Move this to ModuleSummaryIndex? I'm adding the same helper function to LowerTypeTests in D34168.

tobiasvk added inline comments.
llvm/lib/Bitcode/Reader/BitcodeReader.cpp
5659–5662

So this will be a bit misleading if you change it as you suggested in D34156 to check just for ThinLTO. Can we rename it to hasThinLTOSummary, or maybe even get rid of it and instead create a getBitcodeLTOInfo(MemoryBufferRef) function so clients can figure things out directly from the LTOInfo?

pcc updated this revision to Diff 102615.Jun 14 2017, 3:38 PM
pcc marked 2 inline comments as done.
  • Address review comments
pcc added inline comments.Jun 14 2017, 3:38 PM
llvm/lib/Bitcode/Reader/BitcodeReader.cpp
5659–5662

Replaced with a getBitcodeLTOInfo function.

pcc updated this revision to Diff 102616.Jun 14 2017, 3:43 PM
  • Remove the old IsLiveByGUID function
tejohnson added inline comments.Jun 14 2017, 3:48 PM
llvm/lib/Bitcode/Reader/BitcodeReader.cpp
5509

Ok, but please document the fact that we are ignoring the ModuleIdentifier because of client-dependent behavior around the desired module path in the combined index.

llvm/lib/LTO/LTO.cpp
509

Ok. But is this affected by the change being discussed in D34156, where my understanding is that all regular LTO modules will have summaries?

pcc updated this revision to Diff 102620.Jun 14 2017, 4:18 PM
pcc marked an inline comment as done.
  • Add a comment explaining why we aren't using ModuleIdentifier
pcc marked an inline comment as done.Jun 14 2017, 4:18 PM
pcc added inline comments.
llvm/lib/LTO/LTO.cpp
509

After that change lands all LTO modules produced by clang will have summaries, so we will normally be following the new code path that defers the link step.
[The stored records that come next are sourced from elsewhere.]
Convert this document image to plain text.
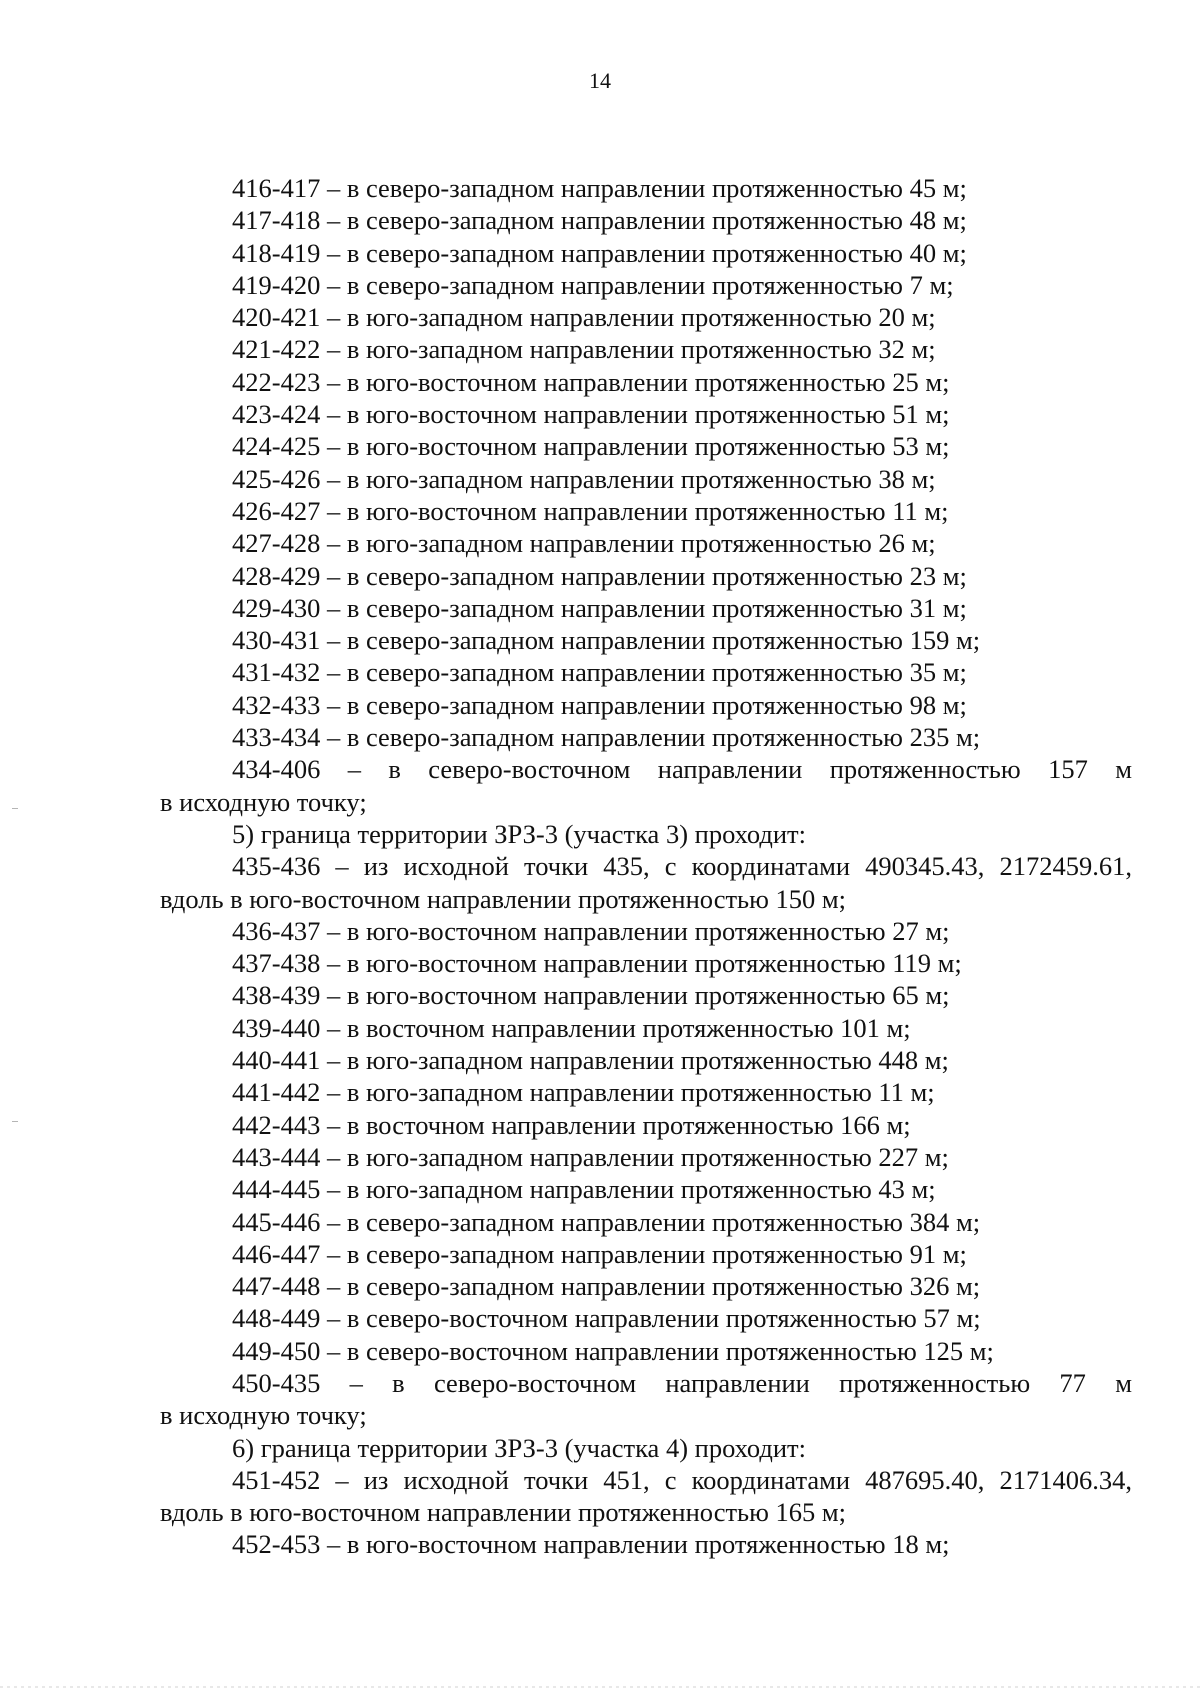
14
416-417 – в северо-западном направлении протяженностью 45 м;
417-418 – в северо-западном направлении протяженностью 48 м;
418-419 – в северо-западном направлении протяженностью 40 м;
419-420 – в северо-западном направлении протяженностью 7 м;
420-421 – в юго-западном направлении протяженностью 20 м;
421-422 – в юго-западном направлении протяженностью 32 м;
422-423 – в юго-восточном направлении протяженностью 25 м;
423-424 – в юго-восточном направлении протяженностью 51 м;
424-425 – в юго-восточном направлении протяженностью 53 м;
425-426 – в юго-западном направлении протяженностью 38 м;
426-427 – в юго-восточном направлении протяженностью 11 м;
427-428 – в юго-западном направлении протяженностью 26 м;
428-429 – в северо-западном направлении протяженностью 23 м;
429-430 – в северо-западном направлении протяженностью 31 м;
430-431 – в северо-западном направлении протяженностью 159 м;
431-432 – в северо-западном направлении протяженностью 35 м;
432-433 – в северо-западном направлении протяженностью 98 м;
433-434 – в северо-западном направлении протяженностью 235 м;
434-406 – в северо-восточном направлении протяженностью 157 м
в исходную точку;
5) граница территории ЗРЗ-3 (участка 3) проходит:
435-436 – из исходной точки 435, с координатами 490345.43, 2172459.61,
вдоль в юго-восточном направлении протяженностью 150 м;
436-437 – в юго-восточном направлении протяженностью 27 м;
437-438 – в юго-восточном направлении протяженностью 119 м;
438-439 – в юго-восточном направлении протяженностью 65 м;
439-440 – в восточном направлении протяженностью 101 м;
440-441 – в юго-западном направлении протяженностью 448 м;
441-442 – в юго-западном направлении протяженностью 11 м;
442-443 – в восточном направлении протяженностью 166 м;
443-444 – в юго-западном направлении протяженностью 227 м;
444-445 – в юго-западном направлении протяженностью 43 м;
445-446 – в северо-западном направлении протяженностью 384 м;
446-447 – в северо-западном направлении протяженностью 91 м;
447-448 – в северо-западном направлении протяженностью 326 м;
448-449 – в северо-восточном направлении протяженностью 57 м;
449-450 – в северо-восточном направлении протяженностью 125 м;
450-435 – в северо-восточном направлении протяженностью 77 м
в исходную точку;
6) граница территории ЗРЗ-3 (участка 4) проходит:
451-452 – из исходной точки 451, с координатами 487695.40, 2171406.34,
вдоль в юго-восточном направлении протяженностью 165 м;
452-453 – в юго-восточном направлении протяженностью 18 м;
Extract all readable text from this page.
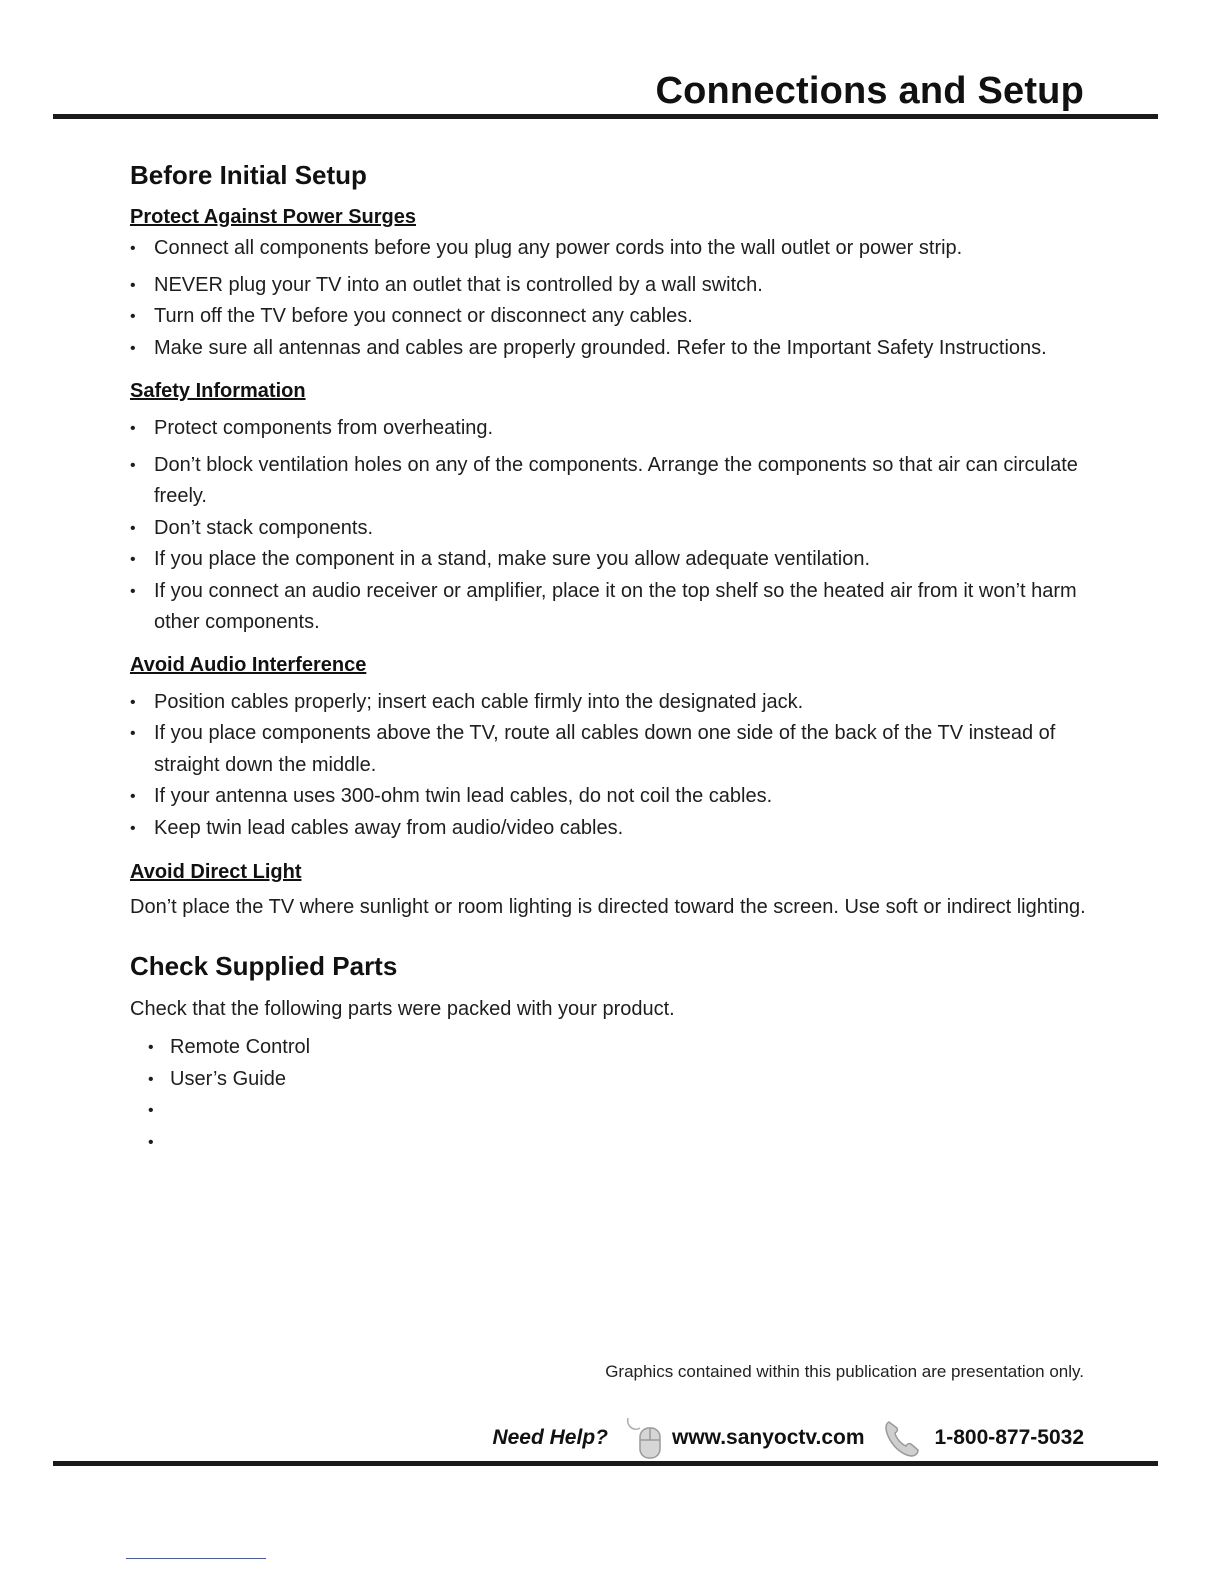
Connections and Setup
Before Initial Setup
Protect Against Power Surges
• Connect all components before you plug any power cords into the wall outlet or power strip.
• NEVER plug your TV into an outlet that is controlled by a wall switch.
• Turn off the TV before you connect or disconnect any cables.
• Make sure all antennas and cables are properly grounded. Refer to the Important Safety Instructions.
Safety Information
• Protect components from overheating.
• Don’t block ventilation holes on any of the components. Arrange the components so that air can circulate freely.
• Don’t stack components.
• If you place the component in a stand, make sure you allow adequate ventilation.
• If you connect an audio receiver or amplifier, place it on the top shelf so the heated air from it won’t harm other components.
Avoid Audio Interference
• Position cables properly; insert each cable firmly into the designated jack.
• If you place components above the TV, route all cables down one side of the back of the TV instead of straight down the middle.
• If your antenna uses 300-ohm twin lead cables, do not coil the cables.
• Keep twin lead cables away from audio/video cables.
Avoid Direct Light

Don’t place the TV where sunlight or room lighting is directed toward the screen. Use soft or indirect lighting.

Check Supplied Parts

Check that the following parts were packed with your product.

• Remote Control
• User’s Guide
•
•
Graphics contained within this publication are presentation only.
Need Help?	www.sanyoctv.com	1-800-877-5032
But we will still need to be able to read modules without summaries for backwards compatibility reasons and in order to handle bitcode created by non-clang producers.

tejohnson accepted this revision.Jun 15 2017, 8:29 AM

LGTM

llvm/lib/LTO/LTO.cpp
509

I suspect we may eventually want to reorganize this so that regularLTO operates more like ThinLTO (read the summary and symbols here only, read the module later during runRegularLTO). But let's go forward with this approach for now, since it is a smaller delta compared to the current approach.

This revision is now accepted and ready to land.Jun 15 2017, 8:29 AM
This revision was automatically updated to reflect the committed changes.